All files is named in to 9 digit number, this will make files extracting easier.
- First two number is set number + 10 ex. 11 is set number 1 (11–10 = 1)
- The next five is data number + 10000 because I made 2400 data for each class, to make all filenames the same length I have to add number that is larger than files number which is 10000 ex. 10295 is data number 295 (10295–10000 = 295)
- The last two number is label number or class number + 11 ex. 11 is class number 0 (11–11 = 0)
I divided data in to train set and test set in ratio of 70 : 30 first and divide 70% train set in to 20% validation set (56 : 14) for model training later. (The ratio of train : validation : test is 56 : 14: 30)
Training Classification models
I also made dataset to predict finger movements from 0.2 second data with the same way I did with 1 second data set. I increase the number of data by overlapping each data 0.1 second or moving with 0.1 second step. I could get 60 × 49 = 2940 data for each class. The model for training 0.2 second will be using the same model with 1 second data set.
Import the packages required for the classification.

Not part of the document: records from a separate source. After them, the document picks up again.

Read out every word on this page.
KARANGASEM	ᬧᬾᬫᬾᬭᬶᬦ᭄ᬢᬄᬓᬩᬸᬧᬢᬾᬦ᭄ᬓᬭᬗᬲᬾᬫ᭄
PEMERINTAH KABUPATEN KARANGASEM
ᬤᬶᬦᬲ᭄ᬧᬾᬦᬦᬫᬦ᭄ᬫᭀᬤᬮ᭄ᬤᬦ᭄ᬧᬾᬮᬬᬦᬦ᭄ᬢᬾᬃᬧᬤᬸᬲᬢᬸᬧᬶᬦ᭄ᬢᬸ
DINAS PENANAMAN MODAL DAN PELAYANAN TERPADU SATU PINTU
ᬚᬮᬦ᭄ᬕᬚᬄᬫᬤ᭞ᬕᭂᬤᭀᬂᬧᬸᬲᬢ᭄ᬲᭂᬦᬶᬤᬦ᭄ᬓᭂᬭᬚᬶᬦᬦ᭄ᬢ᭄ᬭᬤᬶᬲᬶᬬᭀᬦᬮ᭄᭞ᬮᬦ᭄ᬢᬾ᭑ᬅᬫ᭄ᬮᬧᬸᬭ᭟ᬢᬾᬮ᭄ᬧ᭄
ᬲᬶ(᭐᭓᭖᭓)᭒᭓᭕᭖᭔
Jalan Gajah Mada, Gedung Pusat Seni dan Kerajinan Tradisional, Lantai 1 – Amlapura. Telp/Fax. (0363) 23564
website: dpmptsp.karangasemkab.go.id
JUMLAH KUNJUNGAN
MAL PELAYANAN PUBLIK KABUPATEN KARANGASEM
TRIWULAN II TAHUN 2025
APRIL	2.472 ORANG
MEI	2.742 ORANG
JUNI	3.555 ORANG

Create DataFrame with path and class.
Random split train set into validation set. For this model I set the percentage for validation set to 20%.
Import Resnet34 model.
From the graph below learning rate start decreasing at 1e-3 and the minimum point is around 1e-1, the base learning rate should be approximately at 1e-2 ( base_lr = 1e-2
).
- base learning rate should be around close to minimum point of the graph.
learn.lr_find()
Use learn.fine_tune()
to train the model.
learn.fine_tune()
is a function
learn.fine_tune(epochs=10,
base_lr=1e-2, #max lr; when unfrozen base_lr/2
freeze_epochs=1, #how many epochs to train frozen
lr_mult=100, #train feature extractor with max lr at base_lr/lr_mult
pct_start=0.2, #start decreasing lr at
div=5.0, #start at base_lr (max lr) / div
cbs=[SaveModelCallback(monitor='accuracy'),]

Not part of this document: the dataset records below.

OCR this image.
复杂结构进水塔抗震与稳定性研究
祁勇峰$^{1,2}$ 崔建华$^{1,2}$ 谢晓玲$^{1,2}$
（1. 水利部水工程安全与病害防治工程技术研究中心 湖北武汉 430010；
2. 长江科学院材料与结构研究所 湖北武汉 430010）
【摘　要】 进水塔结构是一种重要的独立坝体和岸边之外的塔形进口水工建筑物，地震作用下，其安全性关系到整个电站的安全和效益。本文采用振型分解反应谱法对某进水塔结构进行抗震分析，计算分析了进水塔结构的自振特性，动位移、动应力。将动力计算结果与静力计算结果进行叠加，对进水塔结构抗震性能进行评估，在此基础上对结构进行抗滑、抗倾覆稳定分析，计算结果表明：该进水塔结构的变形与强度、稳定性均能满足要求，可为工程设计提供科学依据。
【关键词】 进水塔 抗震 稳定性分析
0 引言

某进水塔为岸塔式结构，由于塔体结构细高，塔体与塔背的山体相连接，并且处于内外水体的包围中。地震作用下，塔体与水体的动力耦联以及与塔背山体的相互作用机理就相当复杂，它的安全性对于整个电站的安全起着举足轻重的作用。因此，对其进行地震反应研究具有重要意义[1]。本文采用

# WandbCallback(), #track to wandb] #monitor accuracy and save best model
)
Result
The model
✧ Confusion matrix
This show us that
- 0.2 second data : The model
interp = ClassificationInterpretation.from_learner(learn)
interp.plot_confusion_matrix()
✧ Test the model with test set
- 1 second data
Accuracy:99.17%
- 0.2 second data
Accuracy:76.52%
Demonstration
I tested the models by generating a 20-second signal from one subject. The duration of each finger movement is chosen by random between 0.5 second to 1.5 second. The class of finger movement is also chosen randomly.
The tested results of 1.0-second model is not in good agreement with the actual finger movements even the accuracy of the model is more than 90%. The reason is that the model need the whole second of the signal for each prediction. There are many perdition with the signal from two types of finger movements.
The tested results of 0.2-second model give better agreement with the actual finger movements even the accuracy of the model is less than 80%. The reason is that there are fewer perdition with the signal from two types of finger movements.
Conclusion
The results show that ResNet34 can be used to predict 10 classes of the finger movement from 2-channel EMG data by converting 1-diminsional signals to 2-dimensional signals using STFT.
The future work
The results are not good as the original work published for this EMG dataset. Other CNN architectures could be explored to get a better result.
What I learned in AI Builder program
As I mentioned at the beginning this program include classes, it makes me gain more knowledge and understanding about machine learning, fastai, transfer learning (learning rate finder, freezing/unfreezing), NLP, ethical problems in field of data science, etc.
Making this project gives me a lot of knowledge about how Convolutional Neural Network (CNN) works (about layers, filter, max pooling, etc.) since I have to read a lot about that to understand the model I used or Resnet34. I also gain experience and fun doing work in this field too!